EASYJET justifie d’une information suffisante par la pose de panneaux explicatifs et la communication de numéros dédiés, ladite information étant par ailleurs corroborée par la saisine du Tribunal par les demandeurs.
Les demandeurs seront en conséquence déboutés de l’ensemble de leurs prétentions, principales et accessoires.
Sur les frais irrépétibles et les dépens :
Il serait inéquitable de laisser à la société défenderesse l’intégralité des frais exposés pour la présente procédure, les consorts [J] [V] [X] seront en conséquence condamnés à régler à la société EASYJET la somme de 200 euros à ce titre.
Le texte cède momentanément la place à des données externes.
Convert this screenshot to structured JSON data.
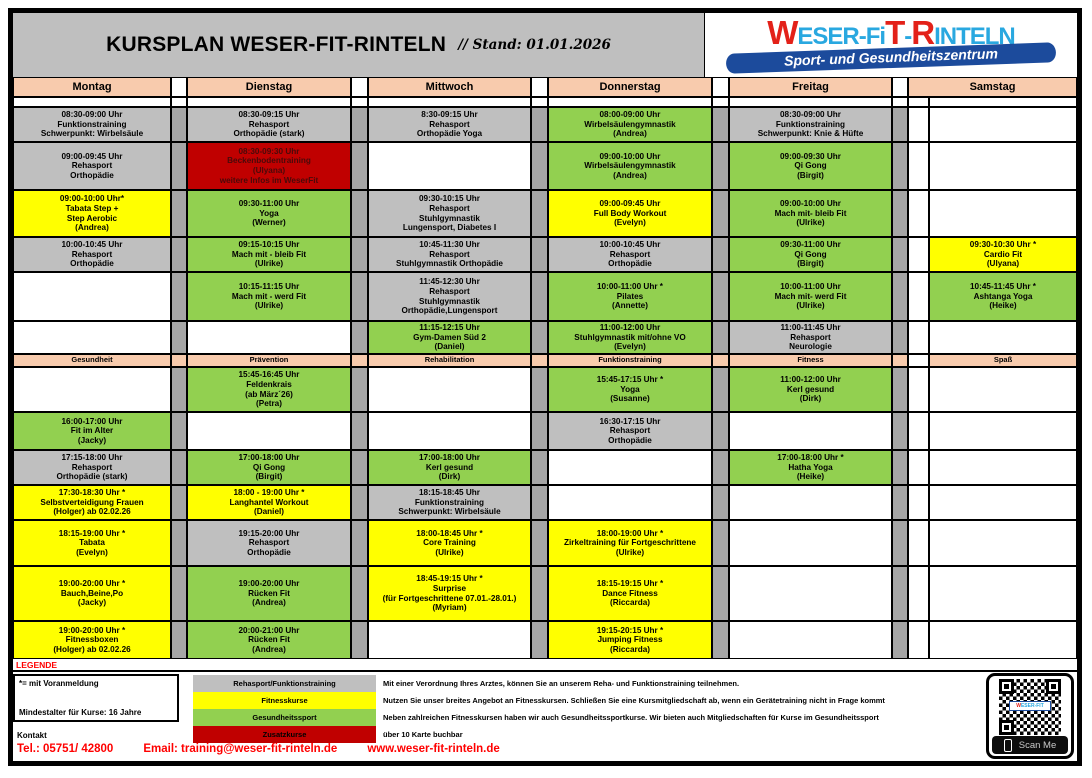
{
  "header": {
    "title": "KURSPLAN WESER-FIT-RINTELN",
    "stand": "// Stand: 01.01.2026"
  },
  "logo": {
    "w": "W",
    "p1": "ESER-Fi",
    "t": "T",
    "d": "-",
    "r": "R",
    "p2": "INTELN",
    "subtitle": "Sport- und Gesundheitszentrum",
    "blue": "#29a8e0",
    "red": "#e32119",
    "banner_blue": "#1c4b9c"
  },
  "colors": {
    "grey": "#bfbfbf",
    "green": "#92d050",
    "yellow": "#ffff00",
    "red": "#c00000",
    "band": "#f8cbad",
    "spacer": "#a6a6a6",
    "none": "#ffffff"
  },
  "schedule": {
    "days": [
      {
        "name": "Montag",
        "band": "Gesundheit",
        "morning": [
          {
            "c": "grey",
            "t": "08:30-09:00 Uhr\nFunktionstraining\nSchwerpunkt: Wirbelsäule"
          },
          {
            "c": "grey",
            "t": "09:00-09:45 Uhr\nRehasport\nOrthopädie"
          },
          {
            "c": "yellow",
            "t": "09:00-10:00 Uhr*\nTabata Step +\nStep Aerobic\n(Andrea)"
          },
          {
            "c": "grey",
            "t": "10:00-10:45 Uhr\nRehasport\nOrthopädie"
          },
          {
            "c": "none",
            "t": ""
          },
          {
            "c": "none",
            "t": ""
          }
        ],
        "evening": [
          {
            "c": "none",
            "t": ""
          },
          {
            "c": "green",
            "t": "16:00-17:00 Uhr\nFit im Alter\n(Jacky)"
          },
          {
            "c": "grey",
            "t": "17:15-18:00 Uhr\nRehasport\nOrthopädie (stark)"
          },
          {
            "c": "yellow",
            "t": "17:30-18:30 Uhr *\nSelbstverteidigung Frauen\n(Holger) ab 02.02.26"
          },
          {
            "c": "yellow",
            "t": "18:15-19:00 Uhr *\nTabata\n(Evelyn)"
          },
          {
            "c": "yellow",
            "t": "19:00-20:00 Uhr *\nBauch,Beine,Po\n(Jacky)"
          },
          {
            "c": "yellow",
            "t": "19:00-20:00 Uhr *\nFitnessboxen\n(Holger) ab 02.02.26"
          }
        ]
      },
      {
        "name": "Dienstag",
        "band": "Prävention",
        "morning": [
          {
            "c": "grey",
            "t": "08:30-09:15 Uhr\nRehasport\nOrthopädie (stark)"
          },
          {
            "c": "red",
            "t": "08:30-09:30 Uhr\nBeckenbodentraining\n(Ulyana)\nweitere Infos im WeserFit"
          },
          {
            "c": "green",
            "t": "09:30-11:00 Uhr\nYoga\n(Werner)"
          },
          {
            "c": "green",
            "t": "09:15-10:15 Uhr\nMach mit - bleib Fit\n(Ulrike)"
          },
          {
            "c": "green",
            "t": "10:15-11:15 Uhr\nMach mit - werd Fit\n(Ulrike)"
          },
          {
            "c": "none",
            "t": ""
          }
        ],
        "evening": [
          {
            "c": "green",
            "t": "15:45-16:45 Uhr\nFeldenkrais\n(ab März´26)\n(Petra)"
          },
          {
            "c": "none",
            "t": ""
          },
          {
            "c": "green",
            "t": "17:00-18:00 Uhr\nQi Gong\n(Birgit)"
          },
          {
            "c": "yellow",
            "t": "18:00 - 19:00 Uhr *\nLanghantel Workout\n(Daniel)"
          },
          {
            "c": "grey",
            "t": "19:15-20:00 Uhr\nRehasport\nOrthopädie"
          },
          {
            "c": "green",
            "t": "19:00-20:00 Uhr\nRücken Fit\n(Andrea)"
          },
          {
            "c": "green",
            "t": "20:00-21:00 Uhr\nRücken Fit\n(Andrea)"
          }
        ]
      },
      {
        "name": "Mittwoch",
        "band": "Rehabilitation",
        "morning": [
          {
            "c": "grey",
            "t": "8:30-09:15 Uhr\nRehasport\nOrthopädie Yoga"
          },
          {
            "c": "none",
            "t": ""
          },
          {
            "c": "grey",
            "t": "09:30-10:15 Uhr\nRehasport\nStuhlgymnastik\nLungensport, Diabetes I"
          },
          {
            "c": "grey",
            "t": "10:45-11:30 Uhr\nRehasport\nStuhlgymnastik Orthopädie"
          },
          {
            "c": "grey",
            "t": "11:45-12:30 Uhr\nRehasport\nStuhlgymnastik\nOrthopädie,Lungensport"
          },
          {
            "c": "green",
            "t": "11:15-12:15 Uhr\nGym-Damen Süd 2\n(Daniel)"
          }
        ],
        "evening": [
          {
            "c": "none",
            "t": ""
          },
          {
            "c": "none",
            "t": ""
          },
          {
            "c": "green",
            "t": "17:00-18:00 Uhr\nKerl gesund\n(Dirk)"
          },
          {
            "c": "grey",
            "t": "18:15-18:45 Uhr\nFunktionstraining\nSchwerpunkt: Wirbelsäule"
          },
          {
            "c": "yellow",
            "t": "18:00-18:45 Uhr *\nCore Training\n(Ulrike)"
          },
          {
            "c": "yellow",
            "t": "18:45-19:15 Uhr *\nSurprise\n(für Fortgeschrittene 07.01.-28.01.)\n(Myriam)"
          },
          {
            "c": "none",
            "t": ""
          }
        ]
      },
      {
        "name": "Donnerstag",
        "band": "Funktionstraining",
        "morning": [
          {
            "c": "green",
            "t": "08:00-09:00 Uhr\nWirbelsäulengymnastik\n(Andrea)"
          },
          {
            "c": "green",
            "t": "09:00-10:00 Uhr\nWirbelsäulengymnastik\n(Andrea)"
          },
          {
            "c": "yellow",
            "t": "09:00-09:45 Uhr\nFull Body Workout\n(Evelyn)"
          },
          {
            "c": "grey",
            "t": "10:00-10:45 Uhr\nRehasport\nOrthopädie"
          },
          {
            "c": "green",
            "t": "10:00-11:00 Uhr *\nPilates\n(Annette)"
          },
          {
            "c": "green",
            "t": "11:00-12:00 Uhr\nStuhlgymnastik mit/ohne VO\n(Evelyn)"
          }
        ],
        "evening": [
          {
            "c": "green",
            "t": "15:45-17:15 Uhr *\nYoga\n(Susanne)"
          },
          {
            "c": "grey",
            "t": "16:30-17:15 Uhr\nRehasport\nOrthopädie"
          },
          {
            "c": "none",
            "t": ""
          },
          {
            "c": "none",
            "t": ""
          },
          {
            "c": "yellow",
            "t": "18:00-19:00 Uhr *\nZirkeltraining für Fortgeschrittene\n(Ulrike)"
          },
          {
            "c": "yellow",
            "t": "18:15-19:15 Uhr *\nDance Fitness\n(Riccarda)"
          },
          {
            "c": "yellow",
            "t": "19:15-20:15 Uhr *\nJumping Fitness\n(Riccarda)"
          }
        ]
      },
      {
        "name": "Freitag",
        "band": "Fitness",
        "morning": [
          {
            "c": "grey",
            "t": "08:30-09:00 Uhr\nFunktionstraining\nSchwerpunkt: Knie & Hüfte"
          },
          {
            "c": "green",
            "t": "09:00-09:30 Uhr\nQi Gong\n(Birgit)"
          },
          {
            "c": "green",
            "t": "09:00-10:00 Uhr\nMach mit- bleib Fit\n(Ulrike)"
          },
          {
            "c": "green",
            "t": "09:30-11:00 Uhr\nQi Gong\n(Birgit)"
          },
          {
            "c": "green",
            "t": "10:00-11:00 Uhr\nMach mit- werd Fit\n(Ulrike)"
          },
          {
            "c": "grey",
            "t": "11:00-11:45 Uhr\nRehasport\nNeurologie"
          }
        ],
        "evening": [
          {
            "c": "green",
            "t": "11:00-12:00 Uhr\nKerl gesund\n(Dirk)"
          },
          {
            "c": "none",
            "t": ""
          },
          {
            "c": "green",
            "t": "17:00-18:00 Uhr *\nHatha Yoga\n(Heike)"
          },
          {
            "c": "none",
            "t": ""
          },
          {
            "c": "none",
            "t": ""
          },
          {
            "c": "none",
            "t": ""
          },
          {
            "c": "none",
            "t": ""
          }
        ]
      },
      {
        "name": "Samstag",
        "band": "Spaß",
        "morning": [
          {
            "c": "none",
            "t": ""
          },
          {
            "c": "none",
            "t": ""
          },
          {
            "c": "none",
            "t": ""
          },
          {
            "c": "yellow",
            "t": "09:30-10:30 Uhr *\nCardio Fit\n(Ulyana)"
          },
          {
            "c": "green",
            "t": "10:45-11:45 Uhr *\nAshtanga Yoga\n(Heike)"
          },
          {
            "c": "none",
            "t": ""
          }
        ],
        "evening": [
          {
            "c": "none",
            "t": ""
          },
          {
            "c": "none",
            "t": ""
          },
          {
            "c": "none",
            "t": ""
          },
          {
            "c": "none",
            "t": ""
          },
          {
            "c": "none",
            "t": ""
          },
          {
            "c": "none",
            "t": ""
          },
          {
            "c": "none",
            "t": ""
          }
        ]
      }
    ]
  },
  "legend": {
    "legende_label": "LEGENDE",
    "voranmeldung": "*= mit Voranmeldung",
    "mindestalter": "Mindestalter für Kurse: 16 Jahre",
    "kontakt_label": "Kontakt",
    "contact": {
      "tel": "Tel.: 05751/ 42800",
      "email": "Email: training@weser-fit-rinteln.de",
      "web": "www.weser-fit-rinteln.de"
    },
    "items": [
      {
        "label": "Rehasport/Funktionstraining",
        "color": "#bfbfbf",
        "desc": "Mit einer Verordnung Ihres Arztes, können Sie an unserem Reha- und Funktionstraining teilnehmen."
      },
      {
        "label": "Fitnesskurse",
        "color": "#ffff00",
        "desc": "Nutzen Sie unser breites Angebot an Fitnesskursen. Schließen Sie eine Kursmitgliedschaft ab, wenn ein Gerätetraining nicht in Frage kommt"
      },
      {
        "label": "Gesundheitssport",
        "color": "#92d050",
        "desc": "Neben zahlreichen Fitnesskursen haben wir auch Gesundheitssportkurse. Wir bieten auch Mitgliedschaften für Kurse im Gesundheitssport"
      },
      {
        "label": "Zusatzkurse",
        "color": "#c00000",
        "desc": "über 10 Karte buchbar"
      }
    ],
    "qr_label": "Scan Me"
  }
}
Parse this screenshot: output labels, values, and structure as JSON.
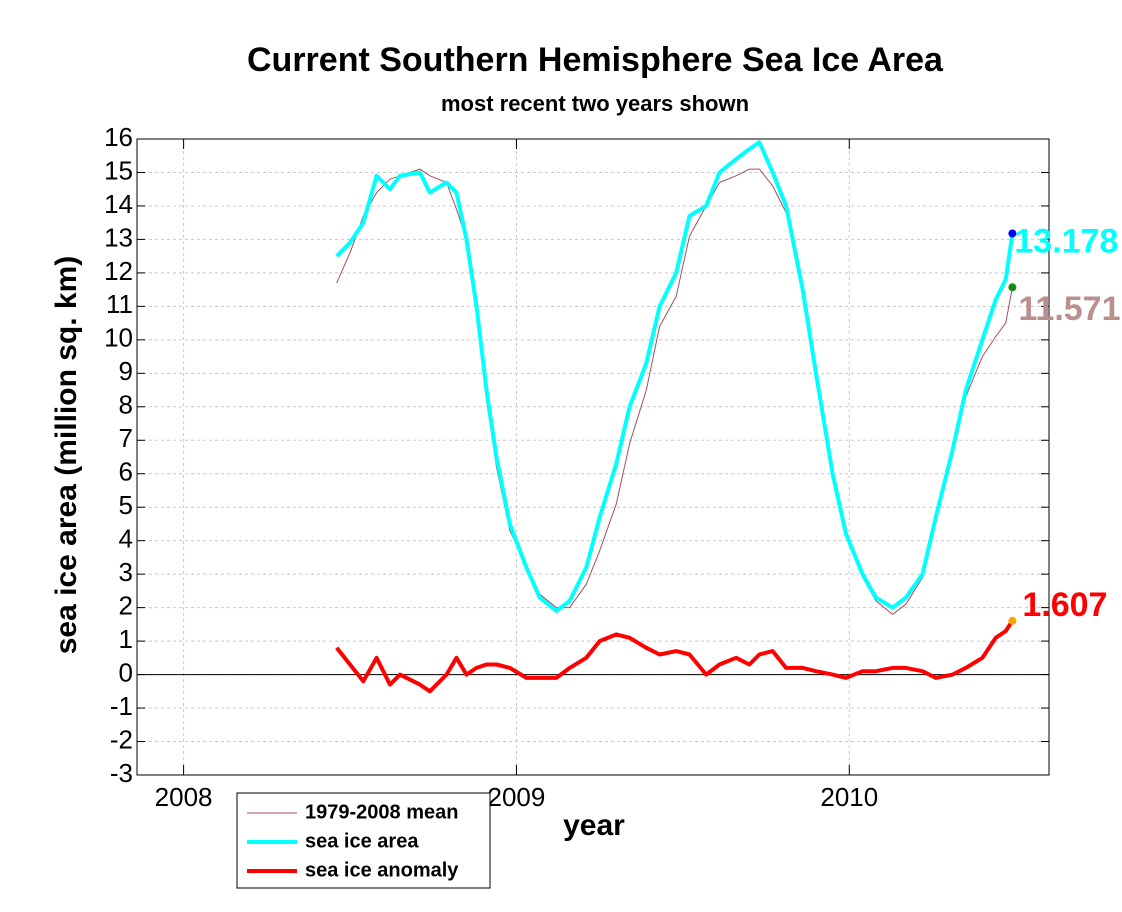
{
  "chart_data": {
    "type": "line",
    "title": "Current Southern Hemisphere Sea Ice Area",
    "subtitle": "most recent two years shown",
    "x_label": "year",
    "y_label": "sea ice area (million sq. km)",
    "x": [
      2008.46,
      2008.5,
      2008.54,
      2008.58,
      2008.62,
      2008.65,
      2008.71,
      2008.74,
      2008.79,
      2008.82,
      2008.85,
      2008.88,
      2008.91,
      2008.94,
      2008.98,
      2009.03,
      2009.07,
      2009.12,
      2009.16,
      2009.21,
      2009.25,
      2009.3,
      2009.34,
      2009.39,
      2009.43,
      2009.48,
      2009.52,
      2009.57,
      2009.61,
      2009.66,
      2009.7,
      2009.73,
      2009.77,
      2009.81,
      2009.86,
      2009.9,
      2009.95,
      2009.99,
      2010.04,
      2010.08,
      2010.13,
      2010.17,
      2010.22,
      2010.26,
      2010.31,
      2010.35,
      2010.4,
      2010.44,
      2010.47,
      2010.49
    ],
    "series": [
      {
        "name": "1979-2008 mean",
        "color": "#a05060",
        "width": 1,
        "marker_color": "#1a8a1a",
        "label_color": "#bc8f8f",
        "values": [
          11.7,
          12.6,
          13.7,
          14.4,
          14.8,
          14.9,
          15.1,
          14.9,
          14.7,
          13.9,
          13.0,
          10.8,
          8.2,
          6.2,
          4.3,
          3.3,
          2.4,
          2.0,
          2.0,
          2.7,
          3.7,
          5.1,
          6.9,
          8.5,
          10.4,
          11.3,
          13.1,
          14.0,
          14.7,
          14.9,
          15.1,
          15.1,
          14.6,
          13.8,
          11.3,
          8.9,
          6.0,
          4.3,
          2.9,
          2.2,
          1.8,
          2.1,
          2.9,
          4.8,
          6.7,
          8.3,
          9.5,
          10.1,
          10.5,
          11.571
        ]
      },
      {
        "name": "sea ice area",
        "color": "#00ffff",
        "width": 4,
        "marker_color": "#0000ff",
        "label_color": "#00ffff",
        "values": [
          12.5,
          12.9,
          13.5,
          14.9,
          14.5,
          14.9,
          15.0,
          14.4,
          14.7,
          14.4,
          13.0,
          11.0,
          8.5,
          6.5,
          4.5,
          3.2,
          2.3,
          1.9,
          2.2,
          3.2,
          4.7,
          6.3,
          8.0,
          9.3,
          11.0,
          12.0,
          13.7,
          14.0,
          15.0,
          15.4,
          15.7,
          15.9,
          15.0,
          14.0,
          11.5,
          9.0,
          6.0,
          4.2,
          3.0,
          2.3,
          2.0,
          2.3,
          3.0,
          4.7,
          6.7,
          8.5,
          10.0,
          11.2,
          11.8,
          13.178
        ]
      },
      {
        "name": "sea ice anomaly",
        "color": "#ff0000",
        "width": 4,
        "marker_color": "#ffa500",
        "label_color": "#ff0000",
        "values": [
          0.8,
          0.3,
          -0.2,
          0.5,
          -0.3,
          0.0,
          -0.3,
          -0.5,
          0.0,
          0.5,
          0.0,
          0.2,
          0.3,
          0.3,
          0.2,
          -0.1,
          -0.1,
          -0.1,
          0.2,
          0.5,
          1.0,
          1.2,
          1.1,
          0.8,
          0.6,
          0.7,
          0.6,
          0.0,
          0.3,
          0.5,
          0.3,
          0.6,
          0.7,
          0.2,
          0.2,
          0.1,
          0.0,
          -0.1,
          0.1,
          0.1,
          0.2,
          0.2,
          0.1,
          -0.1,
          0.0,
          0.2,
          0.5,
          1.1,
          1.3,
          1.607
        ]
      }
    ],
    "xlim": [
      2007.86,
      2010.6
    ],
    "xticks": [
      2008,
      2009,
      2010
    ],
    "ylim": [
      -3,
      16
    ],
    "yticks": [
      -3,
      -2,
      -1,
      0,
      1,
      2,
      3,
      4,
      5,
      6,
      7,
      8,
      9,
      10,
      11,
      12,
      13,
      14,
      15,
      16
    ],
    "grid": true,
    "zero_line": true,
    "legend": "bottom-left-outside"
  }
}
Parties perdantes, ils seront également condamnés aux dépens, conformément aux dispositions de l’article 696 du code de procédure civile.
PAR CES MOTIFS
Le Tribunal statuant par mise à disposition au greffe, par jugement contradictoire et en dernier ressort,
DEBOUTE Monsieur [Z] [J] [V] [L] et Monsieur [E] [N] de l’ensemble de leurs demandes à l’encontre de la société EASYJET,
CONDAMNE Monsieur [Z] [J] [V] [L] et Monsieur [E] [N] à payer à la société EASYJET la somme de 200 euros sur le fondement de l’article 700 du code de procédure civile,
CONDAMNE Monsieur [Z] [J] [V] [L] et Monsieur [E] [N] aux dépens de l’instance.
Ainsi jugé et prononcé par mise à disposition du greffe, les jour, mois et an susdits.